Response times for Montgomery County emergency calls have gone down during the past few years, but local lawmakers disagree over what that means for potential ambulance fees.
It was more than a year ago that voters in Montgomery County rejected ambulance user fees, but that hasn't stopped local lawmakers from sniping over the issue.
Response times by fire and rescue services in the county are going down, as are deaths from fires. In 2007, there were 10 fire-related deaths; last year, there was just one. New staffing procedures and an increase in the number of fire stations have received the credit for the improvements.

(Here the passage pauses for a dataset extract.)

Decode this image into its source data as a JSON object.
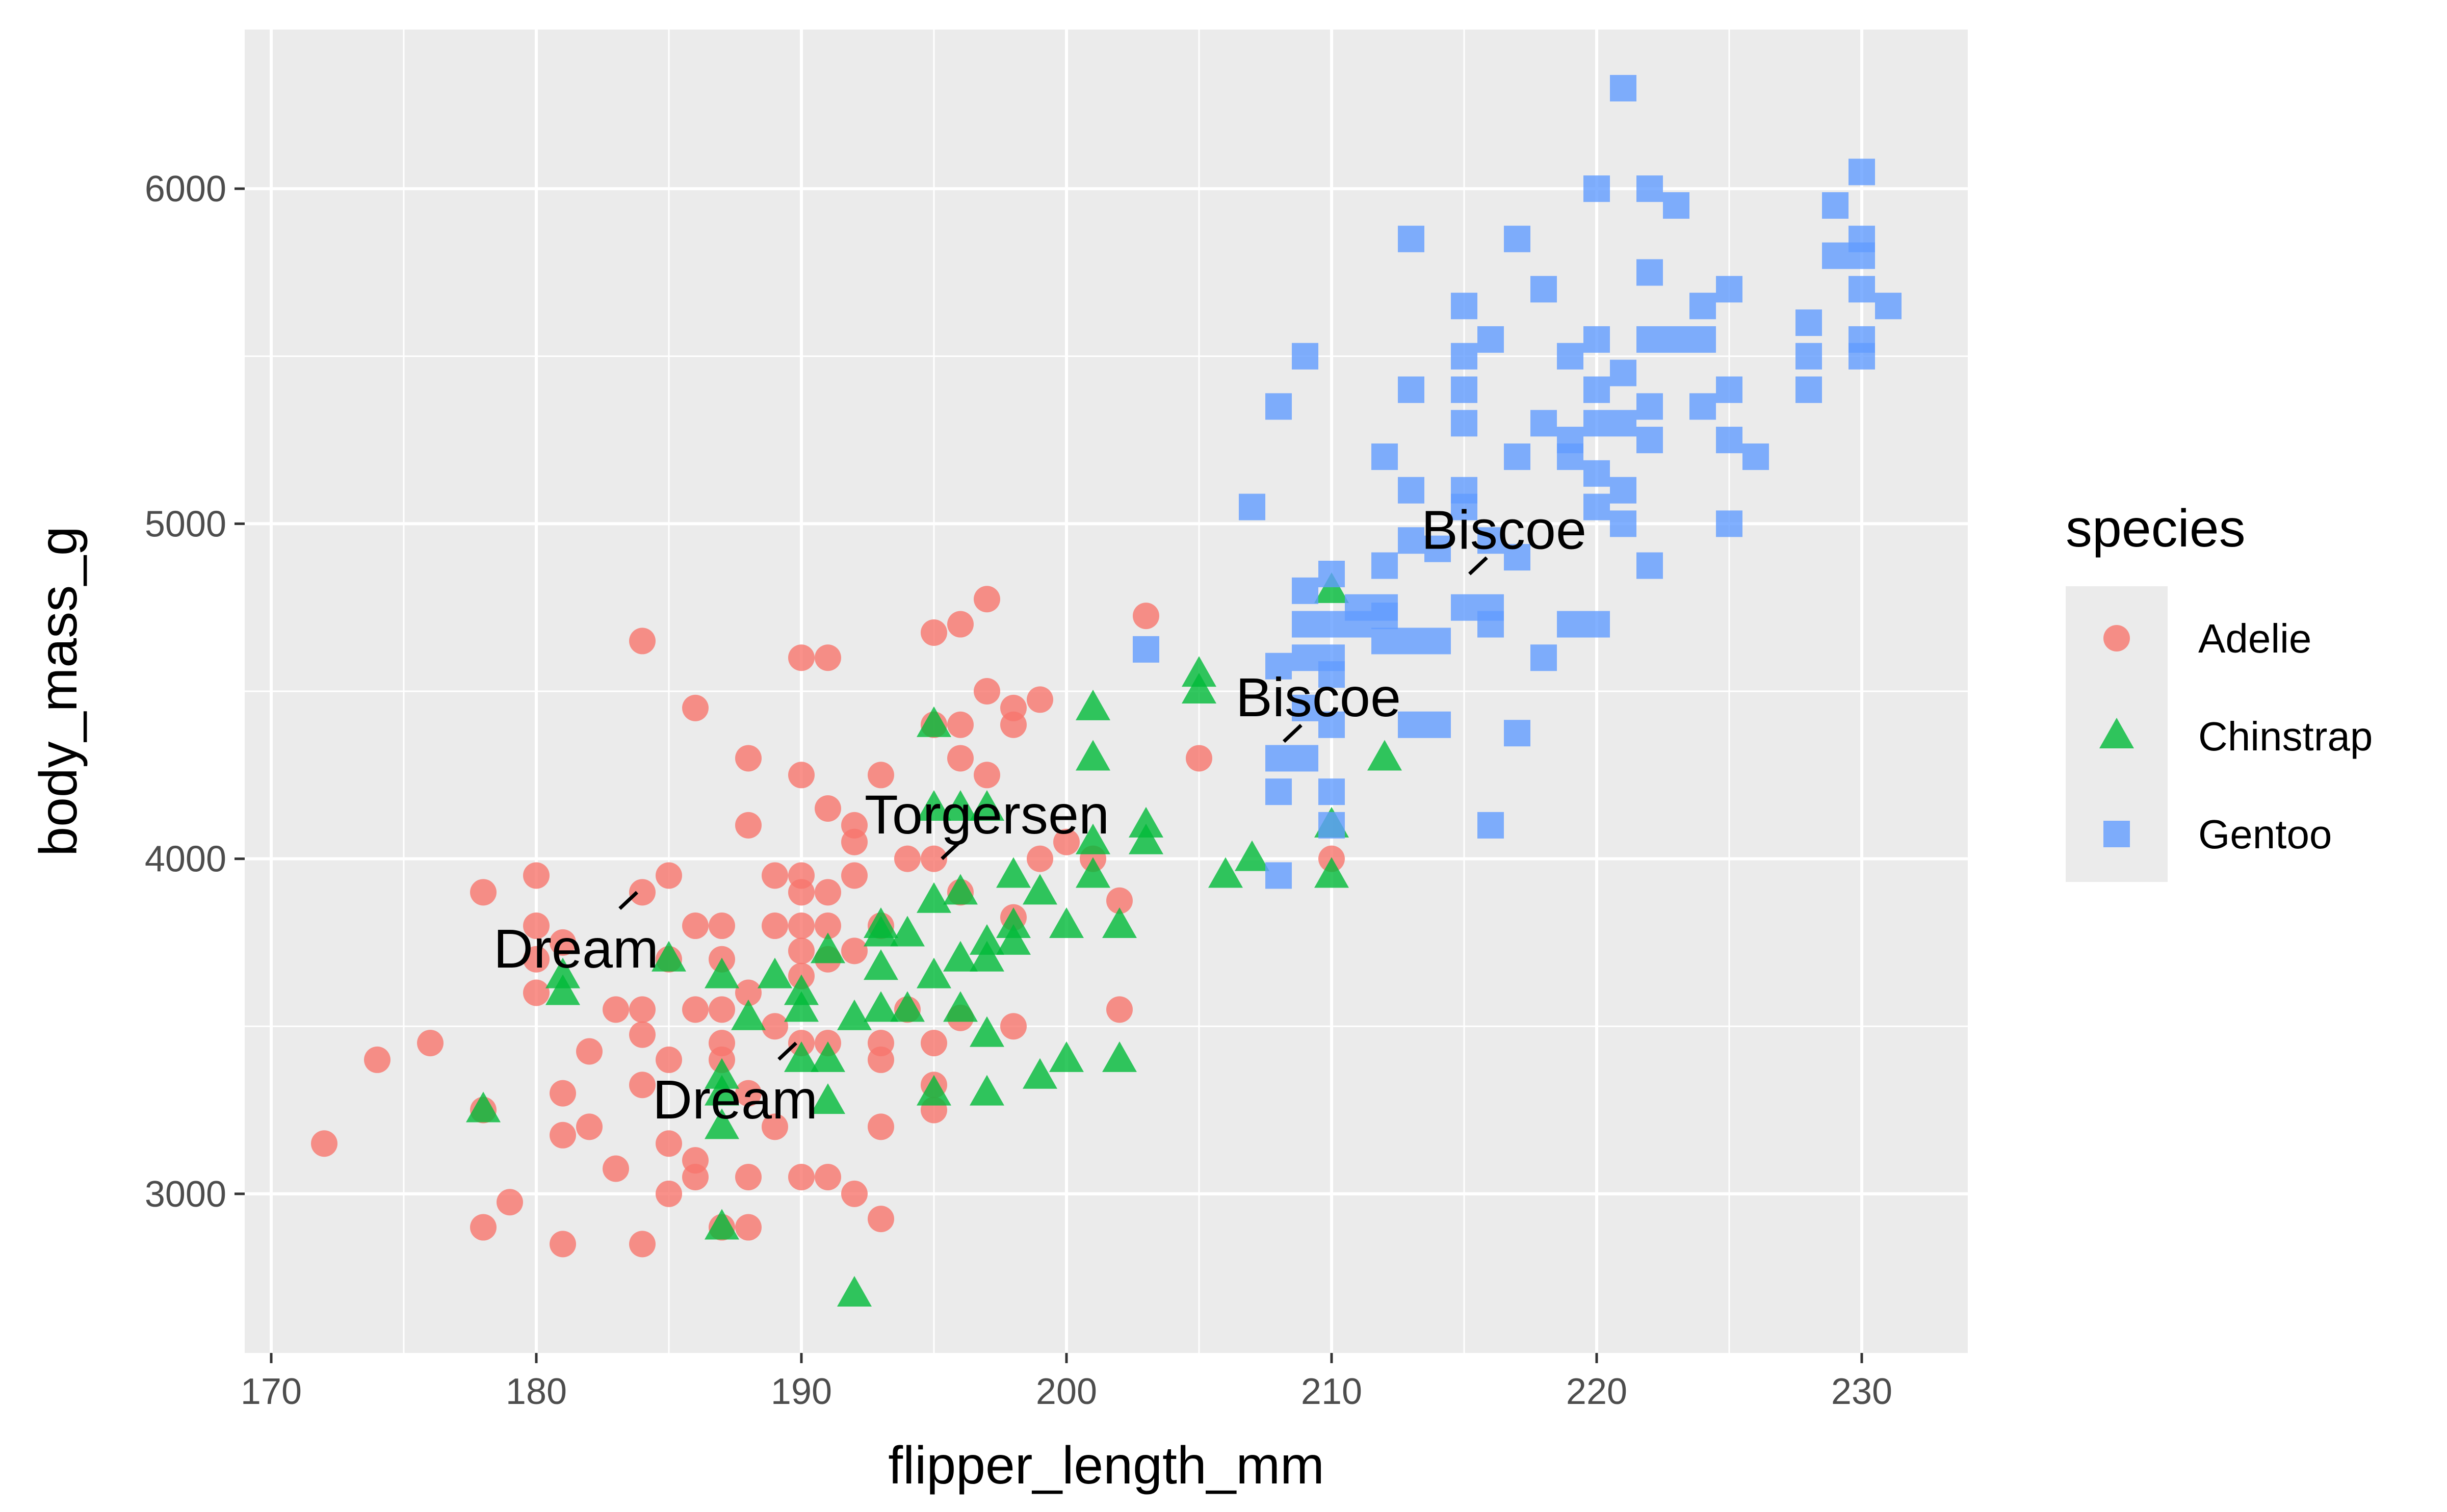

But County Executive Isiah Leggett argues those numbers would be even better if the controversial ambulance fees were charged like in all other jurisdictions in the D.C. region. Montgomery County voters rejected the fees by a margin of 54-46 percent when they were on the ballot in November of 2010.
Council member Phil Andrews, the staunchest opponent of the fees on the Montgomery County Council, disputes claims that money raised by the fees would have helped. In addition, Andrews contends the fees may have stopped people from calling 911 in non-urgent situations.
"It doesn't necessarily follow that any money that would have come in from the fees would have gone to expanding service," Andrews says. "It could have gone to pay increases and benefit costs."
Rather than focus on what the fees could have done, Andrews sees the better emergency response numbers as an argument for why they're not necessary. "The good news is that the fire and rescue response continues to improve," he says. "And we have been able to do that without an ambulance fee, which is the best way to do it."
A spokesman for Leggett calls Andrews' comments "off-base", saying it's inconceivable that service would not have gotten better if more money was dedicated to it.
Still, the county executive has no plans at this time to propose the fees again, the spokesman adds.